Google Colab can barely be used. It is a free GPU server provided by Google . The GPU computing power provided is okay, but its main problem is that it needs to be over the wall and the storage space is small . The storage space of Google Colab is Get it from Google Drive. Google Drive only provides 15G of free storage space. If you want to expand the space, you still need to spend money.

If you want to use the free cloud server Google Colab, you can do your own Baidu tutorial.

2. Alibaba Cloud paid GPU cloud server

Alibaba Cloud provides GPU cloud server resources. There are two payment models: monthly subscription and pay-per-flow. There are P4 servers and even V100 servers. The performance is strong, and the price is also very touching. The two words describe it as very expensive , and individual users do not recommend it. In addition to Alibaba Cloud providing GPU cloud services, Tencent, Baidu, and Huawei all have corresponding services, but they are all expensive.

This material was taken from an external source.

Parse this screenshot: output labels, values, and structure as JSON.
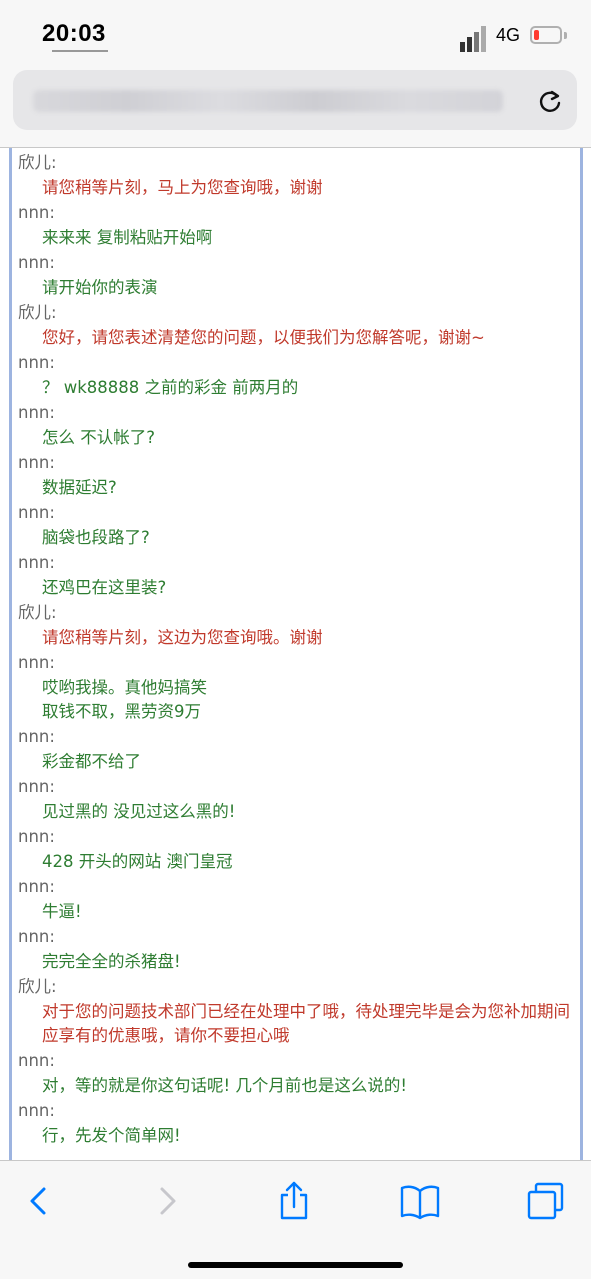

3. Configure a computer host

You can configure a desktop host by yourself, which is also an investment in yourself. To configure a good host that can be used for deep learning training needs about 6000 yuan .

The training of deep learning depends on the performance of the graphics card , so you need to configure a better N card, which is the NVIDIA graphics card. The trick of selecting the graphics card is to look at the graphics ladder diagram:

 

 This graphics ladder diagram mainly includes the ranking of commonly used graphics cards in the market , excluding graphics cards with a price of 100,000 like V100.

The higher the ladder diagram, the higher the performance of the graphics card. Do not choose the AMD graphics card on the right . Although the performance is good, the A card does not support CUDA.

According to your own budget, choose a graphics card. The graphics card's video memory should be as large as 8G or more . Deep learning model training consumes memory resources.

I bought MSI's RTX 2060 Super at a price of 3399 yuan at the time of purchase. The graphics card does not maintain value, and the price will become lower and lower with time.

In fact, you can write a lot to configure the computer, such as the choice of CPU, computer motherboard, power supply, memory, heat sink, etc., it will not be expanded here. If you do not have the energy to assemble a desktop computer by yourself, you can directly buy a desktop computer with the corresponding graphics card, but the price will be more expensive than the desktop computer you assembled.

V. Development environment construction

Conditional, it is recommended to use the Ubuntu system to configure the development environment. Ubuntu is one of the Linux distributions, suitable for novices, friendly interface, simple operation.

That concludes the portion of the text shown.